I remember reading a book about twins, in that brief pause between discovering that I was expecting two babies and taking home one.
I remember I wanted to skip the chapter on the death of one or both babies, as that seemed an outcome too horrible to contemplate. But I read it. There was a passage that stuck with me, about how women who lose one or more babies from a multiple birth, mourn the loss of their 'status' as a mother of twins or triplets or more. That seemed strange to me at the time. Now . . . not so much.
I did feel special, clever almost. That I had conjured up two babies where you would normally expect only one.
I don't feel quite so clever about it now.
The fact that I will, in all probability, never raise twins is a strange, subsidiary little loss.
That people will never know me for the mother of twin girls.
That strangers will never stop me in the street and ask if my two babies are twins.
Those weeks of searching for double buggies and buying identical outfits rise up before me like a fever dream. That proud, bustling woman unrecognisable.

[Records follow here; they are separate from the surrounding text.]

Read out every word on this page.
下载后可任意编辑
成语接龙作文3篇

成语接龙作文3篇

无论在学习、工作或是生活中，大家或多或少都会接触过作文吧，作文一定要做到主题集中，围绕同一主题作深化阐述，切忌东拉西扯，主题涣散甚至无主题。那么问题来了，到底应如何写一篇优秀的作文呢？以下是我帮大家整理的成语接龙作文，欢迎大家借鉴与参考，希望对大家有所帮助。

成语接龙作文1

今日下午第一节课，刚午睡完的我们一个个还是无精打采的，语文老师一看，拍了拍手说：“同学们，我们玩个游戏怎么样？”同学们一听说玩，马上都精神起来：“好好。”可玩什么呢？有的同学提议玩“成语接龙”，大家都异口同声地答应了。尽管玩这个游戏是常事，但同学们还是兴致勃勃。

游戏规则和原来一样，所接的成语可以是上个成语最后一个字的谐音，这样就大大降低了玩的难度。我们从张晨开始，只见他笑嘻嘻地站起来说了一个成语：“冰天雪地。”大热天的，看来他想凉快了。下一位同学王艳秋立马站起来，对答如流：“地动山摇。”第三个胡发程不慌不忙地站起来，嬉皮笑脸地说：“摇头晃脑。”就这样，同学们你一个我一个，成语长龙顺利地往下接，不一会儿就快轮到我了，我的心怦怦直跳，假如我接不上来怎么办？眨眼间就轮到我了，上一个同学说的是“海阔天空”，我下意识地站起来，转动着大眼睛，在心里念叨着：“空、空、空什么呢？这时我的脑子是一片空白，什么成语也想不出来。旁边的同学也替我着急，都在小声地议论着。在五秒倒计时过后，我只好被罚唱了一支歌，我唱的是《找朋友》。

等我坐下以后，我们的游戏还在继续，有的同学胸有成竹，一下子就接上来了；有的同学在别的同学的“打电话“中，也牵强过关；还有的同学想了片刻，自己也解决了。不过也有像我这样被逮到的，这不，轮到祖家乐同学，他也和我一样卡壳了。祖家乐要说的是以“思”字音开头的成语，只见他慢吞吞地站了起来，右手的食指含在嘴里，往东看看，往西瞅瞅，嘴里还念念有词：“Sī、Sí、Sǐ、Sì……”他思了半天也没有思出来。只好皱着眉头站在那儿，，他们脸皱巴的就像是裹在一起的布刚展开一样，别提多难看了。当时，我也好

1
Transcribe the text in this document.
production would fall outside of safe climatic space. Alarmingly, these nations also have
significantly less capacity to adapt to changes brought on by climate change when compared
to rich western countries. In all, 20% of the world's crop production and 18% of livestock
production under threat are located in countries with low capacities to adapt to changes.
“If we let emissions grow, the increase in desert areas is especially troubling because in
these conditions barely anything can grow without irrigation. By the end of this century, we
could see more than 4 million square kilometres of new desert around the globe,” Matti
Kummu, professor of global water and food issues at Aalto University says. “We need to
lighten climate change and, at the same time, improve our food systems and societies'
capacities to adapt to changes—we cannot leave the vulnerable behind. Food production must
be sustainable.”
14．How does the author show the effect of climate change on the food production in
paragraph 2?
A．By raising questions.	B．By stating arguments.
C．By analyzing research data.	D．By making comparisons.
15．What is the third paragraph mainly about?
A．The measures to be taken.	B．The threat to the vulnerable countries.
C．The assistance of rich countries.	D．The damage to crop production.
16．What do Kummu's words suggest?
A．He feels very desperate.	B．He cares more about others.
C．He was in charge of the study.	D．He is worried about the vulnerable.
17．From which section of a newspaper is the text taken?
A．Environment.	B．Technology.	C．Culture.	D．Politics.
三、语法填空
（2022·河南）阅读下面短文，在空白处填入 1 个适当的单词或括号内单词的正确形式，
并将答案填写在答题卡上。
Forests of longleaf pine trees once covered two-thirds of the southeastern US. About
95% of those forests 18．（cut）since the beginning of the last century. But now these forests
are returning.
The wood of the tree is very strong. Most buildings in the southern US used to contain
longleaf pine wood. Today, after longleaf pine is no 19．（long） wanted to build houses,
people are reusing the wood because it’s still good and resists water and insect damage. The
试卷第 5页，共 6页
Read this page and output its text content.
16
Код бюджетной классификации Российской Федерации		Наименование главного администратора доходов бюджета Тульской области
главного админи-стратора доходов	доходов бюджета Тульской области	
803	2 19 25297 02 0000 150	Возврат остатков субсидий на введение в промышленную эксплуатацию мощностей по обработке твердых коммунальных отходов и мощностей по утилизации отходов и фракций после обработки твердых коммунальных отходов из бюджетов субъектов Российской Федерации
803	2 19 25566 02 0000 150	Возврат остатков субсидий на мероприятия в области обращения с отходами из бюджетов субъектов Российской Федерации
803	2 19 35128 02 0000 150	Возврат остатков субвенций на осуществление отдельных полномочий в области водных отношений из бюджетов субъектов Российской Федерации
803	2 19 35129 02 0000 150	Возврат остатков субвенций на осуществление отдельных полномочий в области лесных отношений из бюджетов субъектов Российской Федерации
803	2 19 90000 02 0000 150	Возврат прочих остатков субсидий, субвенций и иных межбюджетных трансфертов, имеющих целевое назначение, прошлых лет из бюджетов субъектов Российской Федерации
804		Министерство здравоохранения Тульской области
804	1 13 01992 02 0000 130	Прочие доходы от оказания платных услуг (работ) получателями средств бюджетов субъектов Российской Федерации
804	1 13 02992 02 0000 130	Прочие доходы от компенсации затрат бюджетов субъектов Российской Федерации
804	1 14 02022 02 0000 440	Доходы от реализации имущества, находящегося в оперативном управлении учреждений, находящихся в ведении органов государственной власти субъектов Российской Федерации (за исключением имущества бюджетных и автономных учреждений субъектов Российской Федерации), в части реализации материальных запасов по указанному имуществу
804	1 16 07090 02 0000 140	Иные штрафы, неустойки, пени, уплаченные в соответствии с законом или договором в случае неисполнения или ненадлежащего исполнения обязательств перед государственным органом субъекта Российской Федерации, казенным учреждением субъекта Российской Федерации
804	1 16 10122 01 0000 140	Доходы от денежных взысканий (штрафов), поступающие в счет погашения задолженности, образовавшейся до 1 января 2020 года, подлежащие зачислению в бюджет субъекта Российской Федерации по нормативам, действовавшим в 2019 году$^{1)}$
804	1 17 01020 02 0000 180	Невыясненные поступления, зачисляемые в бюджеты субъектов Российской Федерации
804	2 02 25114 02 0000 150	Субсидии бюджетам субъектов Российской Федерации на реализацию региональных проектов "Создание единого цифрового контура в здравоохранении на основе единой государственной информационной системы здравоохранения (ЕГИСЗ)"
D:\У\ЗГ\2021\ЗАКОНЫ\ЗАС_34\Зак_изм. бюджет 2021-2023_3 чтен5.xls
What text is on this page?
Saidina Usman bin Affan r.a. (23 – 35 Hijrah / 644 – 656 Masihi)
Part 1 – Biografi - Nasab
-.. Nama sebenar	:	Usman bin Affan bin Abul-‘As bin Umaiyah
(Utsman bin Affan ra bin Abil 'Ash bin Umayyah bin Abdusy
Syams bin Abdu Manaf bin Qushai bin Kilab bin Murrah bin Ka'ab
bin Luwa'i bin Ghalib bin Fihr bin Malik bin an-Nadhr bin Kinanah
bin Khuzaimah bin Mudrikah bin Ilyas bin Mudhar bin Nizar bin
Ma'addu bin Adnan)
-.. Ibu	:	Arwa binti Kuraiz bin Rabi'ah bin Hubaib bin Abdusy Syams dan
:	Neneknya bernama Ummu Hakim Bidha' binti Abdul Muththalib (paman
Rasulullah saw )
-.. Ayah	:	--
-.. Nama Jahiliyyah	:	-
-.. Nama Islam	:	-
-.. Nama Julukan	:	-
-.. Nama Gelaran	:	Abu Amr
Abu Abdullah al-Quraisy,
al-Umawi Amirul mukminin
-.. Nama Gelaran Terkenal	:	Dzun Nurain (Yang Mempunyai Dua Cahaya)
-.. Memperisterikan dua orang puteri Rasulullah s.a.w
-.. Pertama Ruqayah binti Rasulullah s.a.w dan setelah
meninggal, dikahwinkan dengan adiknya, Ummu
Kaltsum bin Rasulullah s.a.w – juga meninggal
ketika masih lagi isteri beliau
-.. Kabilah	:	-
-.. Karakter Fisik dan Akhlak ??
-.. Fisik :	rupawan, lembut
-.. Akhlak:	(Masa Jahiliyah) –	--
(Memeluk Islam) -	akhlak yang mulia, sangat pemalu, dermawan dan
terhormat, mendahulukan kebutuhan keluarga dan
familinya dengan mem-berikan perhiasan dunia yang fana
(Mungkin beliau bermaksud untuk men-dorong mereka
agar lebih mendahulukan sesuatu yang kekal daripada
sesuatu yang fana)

And, quite frankly, rather irritating.
I was so very proud of 'my twins' but the loss of that formless, faceless doubling of babies is nothing really.
A drop in the ocean.
Compared to the loss of the person that was Georgina.
But Georgina's 'twin-ness' was a part of her. One of the few things that I can say confidently that I know about my eldest daughter. That she was one of twins.
When I found out I was expecting twins, I was upset for a little while. I didn't believe that I would be able to cope. I was frightened of being a good enough mother for one baby, let alone two. I felt somewhat outnumbered.
Although I haven't had to worry about the practicalities of changing two sets of nappies, trying to synchronise two sets of feeds or two sets of naps, I am still Georgina's mother. Just as much as I am Jessica's. I am still a mother to twins, although not in a way that would be immediately remarked upon.
That inverse space where Georgina could be, that tiny, ill baby just beyond my reach, that pale ghost of a toddler, her living sister in reverse.
An imagining that I scarcely dare to try to colour in, because if I started I don't think I could bring myself to stop.
I cannot wish her away. I cannot undo her. I wouldn't want to. My thoughts often whir around that strange emptiness, that 'could have been'-ness that is Georgina's absence. It is my want and love that keeps her here. It nudges at me. It murmurs in my ear. It keep me returning to the places where she might have stood, or sat, or eaten a rusk, or had her nappy changed, or slapped her sister's cheek. To all those things she might have been or done. Might. I just can't leave that possibility alone. Although it hurts and hurts and the places themselves are worn to unravelling with my pacing, waiting feet and my yearning that she will, impossibly, come back.
That lack in the middle of our family has formed us. We have grown around it, contorted and twisted and grown in strange new patterns to accommodate the death of one of us.
That tiny absence is so powerful that bits of me have simply dropped off and turned to ash, friendships that I trusted have untwisted, new parts sprung out.
We are a different family because of Georgina. Her life and her death and our witnessing of both of them.
I don't think I ever saw anyone live quite like my daughter did.
I've certainly never seen anyone else die.
I am a different mother. My husband, a different father.
Because we were Georgina's parents.
As well as Jessica's.
Because we had two daughters.
Twins.
This time, when I found out that I was not expecting twins, part of me was wistful.
Stupidly, as there are a multitude of reasons why it would not be a good idea for me to have twins again.
But there it is.
Sometimes I still feel a little pang of regret for my twins.